Do some women lie about rape? Yes, of course. Just like some people set their own houses on fire to collect the insurance money, and some people lie about being robbed or their cars being stolen. I was going to say that just about the only crime people don’t lie about being victimized by is murder, but then some people fake their own deaths, so there’s that. People lie, often in stunningly pathological ways, and that is a sad reality. But women don’t lie about being raped any more than people lie about other crimes — which is actually not particularly often.
But just for kicks, let’s address Rivard’s argument on its merits. Here’s how he explained himself:
“[My father] also told me one thing, ‘If you do (have premarital sex), just remember, consensual sex can turn into rape in an awful hurry,’ ” Rivard said. “Because all of a sudden a young lady gets pregnant and the parents are madder than a wet hen and she’s not going to say, ‘Oh, yeah, I was part of the program.’ All that she has to say or the parents have to say is it was rape because she’s underage. And he just said, ‘Remember, Roger, if you go down that road, some girls,’ he said, ‘they rape so easy.’
“What the whole genesis of it was, it was advice to me, telling me, ‘If you’re going to go down that road, you may have consensual sex that night and then the next morning it may be rape.’ So the way he said it was, ‘Just remember, Roger, some girls, they rape so easy. It may be rape the next morning.’
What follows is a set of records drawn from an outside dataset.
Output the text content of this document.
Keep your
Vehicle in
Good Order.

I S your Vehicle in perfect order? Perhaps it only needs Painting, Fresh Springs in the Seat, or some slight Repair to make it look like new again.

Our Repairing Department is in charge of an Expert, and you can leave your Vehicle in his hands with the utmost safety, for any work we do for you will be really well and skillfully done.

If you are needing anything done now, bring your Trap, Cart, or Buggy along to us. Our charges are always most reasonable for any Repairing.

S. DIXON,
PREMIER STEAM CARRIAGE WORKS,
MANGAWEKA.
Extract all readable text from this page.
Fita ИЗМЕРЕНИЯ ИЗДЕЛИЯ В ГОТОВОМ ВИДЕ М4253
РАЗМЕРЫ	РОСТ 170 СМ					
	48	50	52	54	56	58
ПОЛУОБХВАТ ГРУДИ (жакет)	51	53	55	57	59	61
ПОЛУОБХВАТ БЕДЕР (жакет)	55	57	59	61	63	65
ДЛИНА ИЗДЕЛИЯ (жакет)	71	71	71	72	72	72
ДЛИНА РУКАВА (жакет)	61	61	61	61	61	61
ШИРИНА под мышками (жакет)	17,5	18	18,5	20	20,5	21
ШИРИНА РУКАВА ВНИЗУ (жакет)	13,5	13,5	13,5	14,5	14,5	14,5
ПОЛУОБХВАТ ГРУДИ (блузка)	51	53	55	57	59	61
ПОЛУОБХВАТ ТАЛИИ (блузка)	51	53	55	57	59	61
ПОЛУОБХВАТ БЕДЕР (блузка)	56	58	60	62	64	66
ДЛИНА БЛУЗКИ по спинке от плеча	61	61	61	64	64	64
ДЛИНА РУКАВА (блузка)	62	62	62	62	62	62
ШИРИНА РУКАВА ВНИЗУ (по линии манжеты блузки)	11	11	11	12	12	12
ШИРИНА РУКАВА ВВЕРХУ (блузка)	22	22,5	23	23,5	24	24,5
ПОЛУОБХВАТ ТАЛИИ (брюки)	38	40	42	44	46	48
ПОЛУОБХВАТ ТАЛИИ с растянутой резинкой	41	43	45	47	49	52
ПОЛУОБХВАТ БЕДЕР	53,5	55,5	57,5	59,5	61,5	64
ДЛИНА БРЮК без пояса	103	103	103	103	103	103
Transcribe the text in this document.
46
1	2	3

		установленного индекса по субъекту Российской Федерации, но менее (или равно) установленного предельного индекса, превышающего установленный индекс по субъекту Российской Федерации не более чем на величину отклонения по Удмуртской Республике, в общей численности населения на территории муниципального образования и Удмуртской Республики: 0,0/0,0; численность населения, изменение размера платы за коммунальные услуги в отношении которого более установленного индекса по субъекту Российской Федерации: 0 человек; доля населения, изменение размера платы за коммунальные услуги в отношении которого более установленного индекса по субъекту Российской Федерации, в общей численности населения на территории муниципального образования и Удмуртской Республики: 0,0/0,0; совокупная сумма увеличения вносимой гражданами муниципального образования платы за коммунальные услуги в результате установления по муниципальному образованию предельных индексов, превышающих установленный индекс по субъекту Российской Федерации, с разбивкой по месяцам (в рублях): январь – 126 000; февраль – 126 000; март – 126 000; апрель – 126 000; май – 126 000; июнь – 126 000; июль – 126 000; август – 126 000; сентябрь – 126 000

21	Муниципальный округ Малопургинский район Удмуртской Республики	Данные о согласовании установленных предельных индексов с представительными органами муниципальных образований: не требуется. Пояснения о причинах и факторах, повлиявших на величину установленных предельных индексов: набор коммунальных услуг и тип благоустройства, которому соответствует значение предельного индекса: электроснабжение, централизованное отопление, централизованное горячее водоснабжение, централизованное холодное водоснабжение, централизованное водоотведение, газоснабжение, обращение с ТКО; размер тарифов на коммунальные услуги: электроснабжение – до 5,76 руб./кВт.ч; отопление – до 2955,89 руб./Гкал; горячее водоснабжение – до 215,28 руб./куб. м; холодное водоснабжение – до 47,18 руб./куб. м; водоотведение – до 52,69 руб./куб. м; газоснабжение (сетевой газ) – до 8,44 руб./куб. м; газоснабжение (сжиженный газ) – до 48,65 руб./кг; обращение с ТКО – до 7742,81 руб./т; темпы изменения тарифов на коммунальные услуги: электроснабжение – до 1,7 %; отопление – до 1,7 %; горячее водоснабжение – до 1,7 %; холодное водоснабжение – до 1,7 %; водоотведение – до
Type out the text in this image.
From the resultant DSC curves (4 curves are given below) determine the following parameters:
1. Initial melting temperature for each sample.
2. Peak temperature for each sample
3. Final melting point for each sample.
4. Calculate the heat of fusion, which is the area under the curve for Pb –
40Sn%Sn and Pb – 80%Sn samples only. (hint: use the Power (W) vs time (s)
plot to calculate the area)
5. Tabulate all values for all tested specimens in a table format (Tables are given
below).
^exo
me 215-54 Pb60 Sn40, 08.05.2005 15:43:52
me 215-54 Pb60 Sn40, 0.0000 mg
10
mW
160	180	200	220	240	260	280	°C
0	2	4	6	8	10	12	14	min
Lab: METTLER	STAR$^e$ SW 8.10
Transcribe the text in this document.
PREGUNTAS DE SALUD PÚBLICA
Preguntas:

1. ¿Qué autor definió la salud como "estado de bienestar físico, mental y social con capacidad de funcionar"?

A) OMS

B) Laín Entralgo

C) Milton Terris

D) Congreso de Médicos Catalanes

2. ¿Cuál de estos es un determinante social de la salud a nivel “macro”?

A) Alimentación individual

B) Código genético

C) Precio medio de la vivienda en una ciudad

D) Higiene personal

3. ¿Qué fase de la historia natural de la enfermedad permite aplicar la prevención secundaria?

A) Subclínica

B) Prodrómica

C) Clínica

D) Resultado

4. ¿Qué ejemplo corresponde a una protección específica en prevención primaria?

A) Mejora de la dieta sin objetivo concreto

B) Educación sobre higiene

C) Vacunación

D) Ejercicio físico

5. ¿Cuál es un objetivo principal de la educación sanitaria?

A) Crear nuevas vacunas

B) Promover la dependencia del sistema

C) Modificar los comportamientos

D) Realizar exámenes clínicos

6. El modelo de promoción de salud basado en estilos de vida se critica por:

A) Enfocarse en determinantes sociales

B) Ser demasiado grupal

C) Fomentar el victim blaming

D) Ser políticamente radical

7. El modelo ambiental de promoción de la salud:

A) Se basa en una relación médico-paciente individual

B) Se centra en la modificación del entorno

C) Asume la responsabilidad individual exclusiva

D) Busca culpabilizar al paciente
Ooookay. So many things to get mad about! But putting the mad aside for a second: This argument only works in a society that holds ideal conservative views about sex. This problem only exists in a society that follows, or aspires to follow, ideal conservative views about sex. And obviously American society is still that, at least partly (what we aspire to and what we do are two very different things). But if we all looked at sex as something awesome and healthy and natural that two people do together and that requires some responsibility and ethical treatment of oneself and one’s partner, instead of a bartering chip that women are supposed to give to men in one particular context and that sullies them if they give it in the wrong context? The Rivard rape scenario would not be plausible, because there would be no incentive to lie about rape. Put more simply: Why would the lying woman in Rivard’s story lie unless she feared retribution for having sex? And why, in a feminist world, would she fear retribution for having sex?
Feminism: Good for everyone, even men falsely accused of rape in a Republican dad’s paranoia scenario.
The fundamental problem here is that conservatives don’t trust women to run our own lives. They don’t trust us to determine the number and spacing of our own children, and they definitely don’t trust us when it comes to anything sex related. In their estimation, sex is always a tool to get something else. Women need to be controlled — by men, by the law, by the pervasive threat of sexual assault if they leave the home or if they act in unladlylike ways. And yes, that enables rape. It enables men to get away with rape. It enables the kind of mentality that Rivard expresses here.